As the Kansas Legislature continues to debate whether to cut taxes and government services further, I have been thinking about the purpose of government at the state level. Ten years ago, if I remember correctly, the conservative political agenda in Kansas was to limit tax increases and to eliminate inefficiencies in government operations. Today those goals have been transformed into eliminating all income taxes and scaling back the size and scope of government services. This is a radical change. We have reached the point where we are seeing the implementation of an agenda that would shift the focus of state government away from providing the current level of social and educational services to a much lower level.

At the root of this radical shift away from providing social and educational services is the overarching policy of lowering and eliminating taxes on business so that the state may create a more favorable business environment. What this means in practice is a march toward the elimination of all income taxes, the shifting of the tax burden to sales and property taxes, the elimination of certain individual income tax deductions like the deduction for home mortgage interest until the income tax is completely eliminated, and, of course, the scaling back of services provided by the state.

In effect, the purpose of state government is being shifted away from helping individual citizens, especially the poor and the disabled. Instead, the new purpose of state government is to help business. By helping business, supporters of this shift argue, individual citizens will be helped because the economy will improve, jobs will be created, and this new wealth will “trickle down” to even the poorest citizens.

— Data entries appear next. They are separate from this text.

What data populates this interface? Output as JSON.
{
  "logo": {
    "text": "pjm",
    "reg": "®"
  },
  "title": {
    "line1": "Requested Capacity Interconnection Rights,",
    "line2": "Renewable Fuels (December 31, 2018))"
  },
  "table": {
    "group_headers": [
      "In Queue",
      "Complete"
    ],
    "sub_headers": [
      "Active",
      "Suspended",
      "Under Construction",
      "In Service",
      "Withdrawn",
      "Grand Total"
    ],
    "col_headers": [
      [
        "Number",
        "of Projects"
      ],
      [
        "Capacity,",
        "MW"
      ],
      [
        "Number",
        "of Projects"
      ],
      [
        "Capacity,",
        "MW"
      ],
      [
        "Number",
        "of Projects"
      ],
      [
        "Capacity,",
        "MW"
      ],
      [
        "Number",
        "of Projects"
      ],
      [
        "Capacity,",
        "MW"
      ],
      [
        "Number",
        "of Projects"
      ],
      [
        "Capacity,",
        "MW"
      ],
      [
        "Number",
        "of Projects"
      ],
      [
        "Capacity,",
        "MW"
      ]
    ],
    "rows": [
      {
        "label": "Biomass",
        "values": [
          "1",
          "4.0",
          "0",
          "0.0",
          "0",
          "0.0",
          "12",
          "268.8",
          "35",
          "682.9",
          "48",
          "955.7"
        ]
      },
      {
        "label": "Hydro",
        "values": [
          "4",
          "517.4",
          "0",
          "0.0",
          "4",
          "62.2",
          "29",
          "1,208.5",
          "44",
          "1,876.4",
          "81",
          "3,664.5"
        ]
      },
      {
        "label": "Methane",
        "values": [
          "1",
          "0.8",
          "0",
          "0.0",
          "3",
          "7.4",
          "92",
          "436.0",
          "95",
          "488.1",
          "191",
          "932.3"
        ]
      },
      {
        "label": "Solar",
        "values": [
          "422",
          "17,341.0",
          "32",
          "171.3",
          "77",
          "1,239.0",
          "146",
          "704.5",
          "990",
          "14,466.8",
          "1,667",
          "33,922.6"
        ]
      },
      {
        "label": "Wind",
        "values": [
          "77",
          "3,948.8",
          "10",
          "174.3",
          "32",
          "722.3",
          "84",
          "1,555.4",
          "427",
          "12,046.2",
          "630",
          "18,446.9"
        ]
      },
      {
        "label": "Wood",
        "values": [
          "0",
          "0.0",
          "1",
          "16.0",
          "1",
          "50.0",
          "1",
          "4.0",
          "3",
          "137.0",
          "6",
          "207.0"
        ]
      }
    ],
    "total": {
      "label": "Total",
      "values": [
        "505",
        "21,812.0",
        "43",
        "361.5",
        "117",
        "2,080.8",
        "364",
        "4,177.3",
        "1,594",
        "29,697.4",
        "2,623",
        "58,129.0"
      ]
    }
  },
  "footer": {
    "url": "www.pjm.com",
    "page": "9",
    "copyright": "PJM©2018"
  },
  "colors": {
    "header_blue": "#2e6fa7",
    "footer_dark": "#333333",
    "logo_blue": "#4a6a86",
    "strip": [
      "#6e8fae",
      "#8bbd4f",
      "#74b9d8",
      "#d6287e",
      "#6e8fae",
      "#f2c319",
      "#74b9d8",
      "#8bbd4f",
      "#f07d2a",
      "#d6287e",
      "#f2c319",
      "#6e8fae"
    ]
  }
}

In effect, what is now happening in Kansas at the state level is a move away from the idea of government as a “social safety net,” an idea that gained national influence when President Roosevelt and Congress created the “new Deal” in the 1930s. We are now clearly returning to a more rugged form of free market economics that sees the primary purpose of government as aiding economic development.

Here’s the problem, as I see it, with the shift in government purpose that is now going on. There are a great number of people in Kansas who benefit from a variety of social and educational services. As these services are eliminated or scaled back, those who benefit from them will suffer, in some cases, quite seriously. Many of those negatively affected are older Kansans, young children, and the disabled, who cannot easily or affordably replace the lost government services.

Thus, until our economy improves and until — and “if” — there is a trickle down effect that helps these people, their suffering will continue. So it comes down to a simple question: Are we, as Kansans, willing to see our fellow citizens, many of whom cannot replace lost government services, suffer grievously? That, to me, is the real question. It is not simply an economic question; it is a human question.